Ibovespa cai mais de 2% e dólar dispara com avanço do petróleo e tensão no Irã

Por Clara Assunção 20 de Março de 2026 👁️ 0 visualizações 💬 0 comentários
Ibovespa cai mais de 2% e dólar dispara com avanço do petróleo e tensão no Irã

O Ibovespa ampliou a queda no início da tarde desta sexta-feira, 20, e, por volta das 13h40, o principal índice acionário da B3 recuava 2,04%, aos 176.592 pontos, refletindo um ambiente de forte aversão a risco nos mercados globais.

Nesse horário, apenas três empresas registravam desempenho positivo: Cemig, Prio e Yduqs, evidenciando a pressão generalizada sobre os ativos brasileiros.

O movimento negativo ganhou força com a virada das ações da Petrobras (PETR3 e PETR4), que, após abrirem em leve alta, passaram a cair mais de 3%, exercendo forte impacto sobre o índice devido ao seu peso relevante. A Vale (VALE3) também operava em queda, recuando 1,67%, assim como os papéis dos grandes bancos, ampliando as perdas do Ibovespa.

No câmbio, o dólar também intensificava a alta, subindo 1,37% frente ao real, cotado a R$ 5,288, em meio à busca por proteção diante das incertezas externas.

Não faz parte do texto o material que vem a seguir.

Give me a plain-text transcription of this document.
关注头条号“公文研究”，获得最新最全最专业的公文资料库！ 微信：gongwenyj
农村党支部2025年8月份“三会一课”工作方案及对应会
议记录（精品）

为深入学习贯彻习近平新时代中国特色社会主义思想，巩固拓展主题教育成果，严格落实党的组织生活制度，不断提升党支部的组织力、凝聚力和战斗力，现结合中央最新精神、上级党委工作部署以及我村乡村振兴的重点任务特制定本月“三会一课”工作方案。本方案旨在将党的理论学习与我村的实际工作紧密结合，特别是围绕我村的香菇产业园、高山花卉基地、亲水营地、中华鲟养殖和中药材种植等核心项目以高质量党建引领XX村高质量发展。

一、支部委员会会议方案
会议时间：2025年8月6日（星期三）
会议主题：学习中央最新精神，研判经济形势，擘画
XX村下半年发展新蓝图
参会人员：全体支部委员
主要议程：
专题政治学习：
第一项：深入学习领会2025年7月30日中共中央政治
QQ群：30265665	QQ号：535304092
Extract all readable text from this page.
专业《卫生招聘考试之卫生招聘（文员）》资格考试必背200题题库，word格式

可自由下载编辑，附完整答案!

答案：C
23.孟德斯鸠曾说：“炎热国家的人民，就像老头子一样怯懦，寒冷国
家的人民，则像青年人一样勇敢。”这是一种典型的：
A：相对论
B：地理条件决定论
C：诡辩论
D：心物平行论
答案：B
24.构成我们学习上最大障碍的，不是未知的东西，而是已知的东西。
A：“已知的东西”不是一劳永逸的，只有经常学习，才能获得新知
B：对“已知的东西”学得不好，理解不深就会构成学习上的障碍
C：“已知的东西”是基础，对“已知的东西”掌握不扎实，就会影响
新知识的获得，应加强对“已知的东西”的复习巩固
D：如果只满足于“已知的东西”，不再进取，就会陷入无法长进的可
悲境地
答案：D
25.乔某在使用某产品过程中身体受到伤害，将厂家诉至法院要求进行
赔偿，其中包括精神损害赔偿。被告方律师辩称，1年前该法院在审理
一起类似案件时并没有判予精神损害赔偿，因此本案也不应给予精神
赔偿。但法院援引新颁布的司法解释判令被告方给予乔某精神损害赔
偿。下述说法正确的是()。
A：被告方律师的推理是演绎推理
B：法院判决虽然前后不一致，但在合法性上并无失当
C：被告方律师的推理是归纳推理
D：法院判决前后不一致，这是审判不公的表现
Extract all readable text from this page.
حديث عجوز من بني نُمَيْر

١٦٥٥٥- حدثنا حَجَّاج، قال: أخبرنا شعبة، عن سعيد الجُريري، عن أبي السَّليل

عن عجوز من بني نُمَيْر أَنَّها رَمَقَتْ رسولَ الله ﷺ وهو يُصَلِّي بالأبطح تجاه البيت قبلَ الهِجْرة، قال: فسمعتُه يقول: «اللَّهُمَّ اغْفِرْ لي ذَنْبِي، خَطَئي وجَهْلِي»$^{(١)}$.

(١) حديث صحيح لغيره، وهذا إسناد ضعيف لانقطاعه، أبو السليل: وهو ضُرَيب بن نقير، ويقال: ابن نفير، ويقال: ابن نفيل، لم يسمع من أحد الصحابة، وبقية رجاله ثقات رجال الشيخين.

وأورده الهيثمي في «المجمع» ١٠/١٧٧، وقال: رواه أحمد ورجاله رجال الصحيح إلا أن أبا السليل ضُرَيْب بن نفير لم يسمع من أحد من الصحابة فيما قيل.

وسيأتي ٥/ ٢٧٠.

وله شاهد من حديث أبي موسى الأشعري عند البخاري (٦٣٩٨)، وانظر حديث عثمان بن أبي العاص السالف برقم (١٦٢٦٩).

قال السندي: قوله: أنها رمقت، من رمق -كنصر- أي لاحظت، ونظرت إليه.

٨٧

O cenário internacional segue no centro das atenções. A escalada de novos ataques entre Israel e Irã voltou a elevar a tensão geopolítica, aumentando a aversão ao risco nos mercados. Ao mesmo tempo, crescem as preocupações com os impactos inflacionários globais, especialmente diante da alta dos preços de energia, o que reforça as expectativas de manutenção de juros elevados por mais tempo nas principais economias, como Estados Unidos e Europa.

O movimento de ajuste também é potencializado pela proximidade do fim de semana, período em que investidores tendem a reduzir posições para evitar exposição a eventuais surpresas negativas no conflito.

Nesse contexto, os preços do petróleo voltaram a subir. O barril do Brent avançava 1,08%, a US$ 109,81, enquanto o WTI subia 2,04%, a US$ 98,10, refletindo temores renovados sobre a oferta global da commodity.

Bolsas globais pressionadas

No exterior, o tom também é negativo. As bolsas na Ásia encerraram, em sua maioria, em queda nesta sexta com a guerra no Oriente Médio e as interrupções no fornecimento de energia mantendo os investidores apreensivos.

Os mercados da China continental lideraram as perdas, com quedas de 1,24% do índice Xangai Composto, e de 1,18% do Shenzhen Composto.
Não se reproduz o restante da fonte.